Pharmacologic suppression of the neutrophil component of the alveolitis in idiopathic pulmonary fibrosis.
Drug Therapy, Combination
Respiratory Function Tests
Idiopathic pulmonary fibrosis (IPF) is a chronic interstitial lung disease of unknown etiology characterized by inflammation of the lower respiratory tract and injury and fibrosis of the lung parenchyma. Neutrophils are a significant component of the alveolitis of IPF, and are known to have a potent armamentarium of mediators capable of damaging the lung parenchyma. To evaluate the ability of 2 pharmacologic agents, corticosteroids and cyclophosphamide, to suppress the neutrophil component of the inflammation of IPF, bronchoalveolar lavage was used to monitor those patients with active disease (greater than 10% neutrophils recovered by lavage). Those patients treated with corticosteroids alone showed no suppression in the neutrophil component of the alveolitis after 3 months and at 6 months of therapy (p greater than 0.8, both compared to before therapy).

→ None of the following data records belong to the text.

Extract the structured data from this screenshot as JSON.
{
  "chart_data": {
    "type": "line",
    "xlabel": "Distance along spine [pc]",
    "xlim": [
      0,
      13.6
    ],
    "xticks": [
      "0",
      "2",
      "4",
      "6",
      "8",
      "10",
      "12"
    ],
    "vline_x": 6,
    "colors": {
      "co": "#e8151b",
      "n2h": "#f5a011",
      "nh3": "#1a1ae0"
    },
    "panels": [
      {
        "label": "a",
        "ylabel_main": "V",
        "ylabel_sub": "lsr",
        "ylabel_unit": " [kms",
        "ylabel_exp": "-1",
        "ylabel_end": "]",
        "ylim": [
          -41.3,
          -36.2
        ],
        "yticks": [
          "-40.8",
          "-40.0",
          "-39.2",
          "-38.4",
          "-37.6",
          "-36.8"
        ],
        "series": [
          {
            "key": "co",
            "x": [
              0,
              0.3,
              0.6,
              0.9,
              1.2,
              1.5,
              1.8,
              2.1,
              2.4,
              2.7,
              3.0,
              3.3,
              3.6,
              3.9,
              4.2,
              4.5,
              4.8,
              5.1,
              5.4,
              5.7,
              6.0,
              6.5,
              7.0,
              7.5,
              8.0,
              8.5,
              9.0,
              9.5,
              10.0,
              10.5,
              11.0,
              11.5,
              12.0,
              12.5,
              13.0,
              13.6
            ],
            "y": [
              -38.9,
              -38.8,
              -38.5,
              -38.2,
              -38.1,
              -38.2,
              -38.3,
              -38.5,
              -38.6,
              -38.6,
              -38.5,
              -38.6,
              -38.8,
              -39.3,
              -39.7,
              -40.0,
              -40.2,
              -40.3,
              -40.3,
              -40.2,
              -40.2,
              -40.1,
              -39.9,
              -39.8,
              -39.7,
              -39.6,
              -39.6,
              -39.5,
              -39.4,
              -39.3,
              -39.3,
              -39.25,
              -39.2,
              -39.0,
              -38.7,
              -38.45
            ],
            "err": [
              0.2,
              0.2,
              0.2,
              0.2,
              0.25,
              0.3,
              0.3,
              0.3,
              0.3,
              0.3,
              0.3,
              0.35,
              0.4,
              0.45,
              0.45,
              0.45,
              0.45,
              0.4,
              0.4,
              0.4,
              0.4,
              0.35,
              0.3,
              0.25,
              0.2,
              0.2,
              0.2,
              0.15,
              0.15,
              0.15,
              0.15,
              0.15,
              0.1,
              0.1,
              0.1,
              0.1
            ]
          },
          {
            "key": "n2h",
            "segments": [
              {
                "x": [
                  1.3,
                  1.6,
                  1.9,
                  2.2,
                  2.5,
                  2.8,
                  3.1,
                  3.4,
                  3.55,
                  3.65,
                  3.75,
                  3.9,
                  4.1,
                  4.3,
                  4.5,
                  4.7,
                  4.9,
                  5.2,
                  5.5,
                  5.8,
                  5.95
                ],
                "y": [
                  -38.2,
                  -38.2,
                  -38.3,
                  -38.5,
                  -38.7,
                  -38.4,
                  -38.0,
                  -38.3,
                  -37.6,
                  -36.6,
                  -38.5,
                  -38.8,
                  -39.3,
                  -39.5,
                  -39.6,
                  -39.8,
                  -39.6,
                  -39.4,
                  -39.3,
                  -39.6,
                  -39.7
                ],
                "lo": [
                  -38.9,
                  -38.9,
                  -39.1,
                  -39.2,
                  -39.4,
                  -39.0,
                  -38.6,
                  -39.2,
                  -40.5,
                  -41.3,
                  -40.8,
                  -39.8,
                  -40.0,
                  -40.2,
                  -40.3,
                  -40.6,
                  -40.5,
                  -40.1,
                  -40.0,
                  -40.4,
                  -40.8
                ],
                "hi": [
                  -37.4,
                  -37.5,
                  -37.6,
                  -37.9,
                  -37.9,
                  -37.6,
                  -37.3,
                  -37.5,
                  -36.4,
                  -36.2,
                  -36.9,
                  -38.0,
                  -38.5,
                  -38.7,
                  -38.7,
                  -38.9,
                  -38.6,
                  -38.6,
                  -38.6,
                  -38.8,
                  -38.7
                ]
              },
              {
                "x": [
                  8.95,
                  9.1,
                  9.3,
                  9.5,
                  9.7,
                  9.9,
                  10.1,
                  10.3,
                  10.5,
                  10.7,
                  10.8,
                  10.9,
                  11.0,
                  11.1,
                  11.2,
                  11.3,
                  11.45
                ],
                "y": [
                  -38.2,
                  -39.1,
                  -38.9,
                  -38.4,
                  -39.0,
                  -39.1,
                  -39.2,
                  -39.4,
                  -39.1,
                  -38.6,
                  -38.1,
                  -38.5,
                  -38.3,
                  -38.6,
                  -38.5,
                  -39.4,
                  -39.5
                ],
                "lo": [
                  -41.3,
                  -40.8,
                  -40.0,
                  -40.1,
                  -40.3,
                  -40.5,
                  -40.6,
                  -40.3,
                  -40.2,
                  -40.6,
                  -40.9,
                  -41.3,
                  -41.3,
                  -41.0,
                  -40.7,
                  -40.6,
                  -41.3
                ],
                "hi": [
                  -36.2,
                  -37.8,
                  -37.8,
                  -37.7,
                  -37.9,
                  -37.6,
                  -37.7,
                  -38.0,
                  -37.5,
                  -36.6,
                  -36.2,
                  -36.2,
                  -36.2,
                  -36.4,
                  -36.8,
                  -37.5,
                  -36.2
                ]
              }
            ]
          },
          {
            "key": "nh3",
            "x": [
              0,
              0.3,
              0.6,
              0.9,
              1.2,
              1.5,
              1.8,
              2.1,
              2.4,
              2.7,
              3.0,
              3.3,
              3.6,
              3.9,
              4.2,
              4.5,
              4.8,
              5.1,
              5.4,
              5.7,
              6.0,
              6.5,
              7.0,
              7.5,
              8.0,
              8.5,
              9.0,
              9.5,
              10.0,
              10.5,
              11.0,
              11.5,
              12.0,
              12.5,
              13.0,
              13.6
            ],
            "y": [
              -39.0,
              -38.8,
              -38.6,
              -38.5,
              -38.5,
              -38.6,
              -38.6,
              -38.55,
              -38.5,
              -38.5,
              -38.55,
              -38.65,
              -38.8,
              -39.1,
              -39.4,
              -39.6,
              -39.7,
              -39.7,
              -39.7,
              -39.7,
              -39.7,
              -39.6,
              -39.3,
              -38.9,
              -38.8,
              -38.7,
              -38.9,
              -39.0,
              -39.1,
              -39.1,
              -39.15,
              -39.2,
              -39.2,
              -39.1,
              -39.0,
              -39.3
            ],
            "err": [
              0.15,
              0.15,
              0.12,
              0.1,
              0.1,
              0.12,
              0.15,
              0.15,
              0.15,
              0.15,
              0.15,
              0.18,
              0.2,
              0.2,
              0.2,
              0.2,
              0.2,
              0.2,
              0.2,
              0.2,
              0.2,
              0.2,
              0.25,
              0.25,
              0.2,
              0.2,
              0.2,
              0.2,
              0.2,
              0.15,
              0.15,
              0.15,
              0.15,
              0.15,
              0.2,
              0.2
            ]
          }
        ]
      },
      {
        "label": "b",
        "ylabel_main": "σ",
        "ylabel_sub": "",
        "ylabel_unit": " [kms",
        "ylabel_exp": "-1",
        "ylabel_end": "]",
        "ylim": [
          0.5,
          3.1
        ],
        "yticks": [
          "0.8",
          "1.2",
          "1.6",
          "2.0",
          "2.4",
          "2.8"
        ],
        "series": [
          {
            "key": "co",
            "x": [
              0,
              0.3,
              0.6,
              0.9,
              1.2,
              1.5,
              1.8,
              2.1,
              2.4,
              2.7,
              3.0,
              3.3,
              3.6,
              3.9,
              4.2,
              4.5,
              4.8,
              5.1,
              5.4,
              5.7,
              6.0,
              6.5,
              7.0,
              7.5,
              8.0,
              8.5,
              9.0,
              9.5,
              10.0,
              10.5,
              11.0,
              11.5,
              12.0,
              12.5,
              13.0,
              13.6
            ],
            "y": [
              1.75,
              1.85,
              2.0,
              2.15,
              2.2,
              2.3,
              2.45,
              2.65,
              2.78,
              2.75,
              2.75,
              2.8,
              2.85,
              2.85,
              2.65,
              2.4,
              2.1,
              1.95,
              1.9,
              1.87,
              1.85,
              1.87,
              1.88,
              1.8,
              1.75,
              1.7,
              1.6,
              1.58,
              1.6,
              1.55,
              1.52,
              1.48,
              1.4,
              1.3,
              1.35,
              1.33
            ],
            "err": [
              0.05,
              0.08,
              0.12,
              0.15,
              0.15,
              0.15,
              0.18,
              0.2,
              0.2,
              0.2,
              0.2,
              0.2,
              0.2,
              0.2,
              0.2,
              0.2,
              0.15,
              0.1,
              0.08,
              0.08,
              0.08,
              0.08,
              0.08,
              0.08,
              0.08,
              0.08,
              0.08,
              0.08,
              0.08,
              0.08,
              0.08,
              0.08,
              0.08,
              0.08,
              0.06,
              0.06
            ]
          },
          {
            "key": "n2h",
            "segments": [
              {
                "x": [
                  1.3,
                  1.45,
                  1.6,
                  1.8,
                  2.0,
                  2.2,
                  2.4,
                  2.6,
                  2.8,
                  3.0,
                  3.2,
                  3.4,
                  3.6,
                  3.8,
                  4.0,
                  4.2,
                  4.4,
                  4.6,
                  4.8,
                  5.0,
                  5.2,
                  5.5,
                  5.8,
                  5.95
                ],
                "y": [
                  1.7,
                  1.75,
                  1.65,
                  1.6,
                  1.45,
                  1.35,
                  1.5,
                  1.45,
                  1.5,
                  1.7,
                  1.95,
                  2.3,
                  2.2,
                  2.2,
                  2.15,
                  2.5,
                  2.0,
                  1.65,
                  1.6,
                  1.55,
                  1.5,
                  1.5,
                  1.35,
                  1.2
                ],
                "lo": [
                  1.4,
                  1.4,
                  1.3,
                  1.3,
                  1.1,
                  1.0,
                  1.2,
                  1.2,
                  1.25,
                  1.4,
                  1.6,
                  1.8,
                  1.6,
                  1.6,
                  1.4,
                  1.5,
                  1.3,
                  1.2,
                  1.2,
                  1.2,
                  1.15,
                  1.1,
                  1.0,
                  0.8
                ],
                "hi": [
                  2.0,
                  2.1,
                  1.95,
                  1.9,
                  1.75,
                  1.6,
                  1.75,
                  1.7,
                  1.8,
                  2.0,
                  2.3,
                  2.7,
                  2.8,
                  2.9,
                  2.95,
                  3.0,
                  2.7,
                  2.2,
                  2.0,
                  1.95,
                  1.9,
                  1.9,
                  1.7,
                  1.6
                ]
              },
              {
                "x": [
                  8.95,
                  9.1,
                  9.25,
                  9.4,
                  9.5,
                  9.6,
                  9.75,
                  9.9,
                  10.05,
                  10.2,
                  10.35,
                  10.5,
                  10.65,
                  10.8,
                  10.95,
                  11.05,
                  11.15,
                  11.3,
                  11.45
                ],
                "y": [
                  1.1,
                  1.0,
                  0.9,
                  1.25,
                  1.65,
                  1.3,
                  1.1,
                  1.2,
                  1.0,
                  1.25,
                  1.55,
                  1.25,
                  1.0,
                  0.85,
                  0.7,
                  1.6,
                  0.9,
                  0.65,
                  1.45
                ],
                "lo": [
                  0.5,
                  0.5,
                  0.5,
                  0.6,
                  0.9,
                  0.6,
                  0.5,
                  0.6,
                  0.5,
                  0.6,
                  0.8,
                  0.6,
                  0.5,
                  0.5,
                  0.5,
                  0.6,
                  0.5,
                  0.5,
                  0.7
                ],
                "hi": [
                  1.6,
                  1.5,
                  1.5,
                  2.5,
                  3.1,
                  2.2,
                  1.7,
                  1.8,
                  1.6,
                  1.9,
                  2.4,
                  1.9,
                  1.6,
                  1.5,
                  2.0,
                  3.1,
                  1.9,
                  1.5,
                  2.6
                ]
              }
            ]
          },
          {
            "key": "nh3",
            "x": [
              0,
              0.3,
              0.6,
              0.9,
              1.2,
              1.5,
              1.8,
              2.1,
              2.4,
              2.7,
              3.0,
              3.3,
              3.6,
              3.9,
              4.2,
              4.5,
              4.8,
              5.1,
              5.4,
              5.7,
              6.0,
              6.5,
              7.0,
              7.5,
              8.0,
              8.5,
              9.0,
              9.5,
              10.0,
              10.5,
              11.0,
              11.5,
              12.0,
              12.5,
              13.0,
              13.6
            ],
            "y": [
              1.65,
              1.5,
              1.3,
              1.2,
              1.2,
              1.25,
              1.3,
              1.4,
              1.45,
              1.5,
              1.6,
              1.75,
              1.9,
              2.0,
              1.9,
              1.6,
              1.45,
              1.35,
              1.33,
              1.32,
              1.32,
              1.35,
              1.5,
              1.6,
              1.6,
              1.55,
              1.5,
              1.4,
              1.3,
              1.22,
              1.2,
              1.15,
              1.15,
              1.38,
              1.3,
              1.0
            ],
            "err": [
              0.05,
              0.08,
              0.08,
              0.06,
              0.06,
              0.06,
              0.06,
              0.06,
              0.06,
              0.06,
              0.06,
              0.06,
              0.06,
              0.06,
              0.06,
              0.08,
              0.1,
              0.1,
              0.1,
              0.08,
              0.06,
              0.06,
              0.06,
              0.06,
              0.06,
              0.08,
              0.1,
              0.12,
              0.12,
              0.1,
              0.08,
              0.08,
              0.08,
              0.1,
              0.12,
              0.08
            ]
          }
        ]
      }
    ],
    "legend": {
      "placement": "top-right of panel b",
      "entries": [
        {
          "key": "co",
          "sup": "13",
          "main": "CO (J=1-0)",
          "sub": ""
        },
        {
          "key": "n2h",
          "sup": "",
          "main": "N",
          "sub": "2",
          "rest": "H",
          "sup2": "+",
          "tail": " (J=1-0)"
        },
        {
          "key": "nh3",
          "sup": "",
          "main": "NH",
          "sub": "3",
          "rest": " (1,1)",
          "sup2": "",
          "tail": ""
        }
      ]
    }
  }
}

In marked contrast, patients treated with cyclophosphamide, alone or with corticosteroids, showed a significant reduction in the neutrophil alveolitis at 3 months (cyclophosphamide alone, p less than 0.01; cyclophosphamide and corticosteroids, p less than 0.02; both compared to before therapy) and at 6 months (cyclophosphamide alone, p less than 0.01; compared to before therapy). Pulmonary function tests at the beginning and end of the study were not different in any of the treatment groups. Thus, cyclophosphamide, alone or in combination with corticosteroids, is much more effective than corticosteroids alone in suppressing the neutrophil component of the inflammation of IPF. Whether or not this effect of cyclophosphamide will result in overall stabilization or improvement of the disease will require a larger, likely multicenter, trial.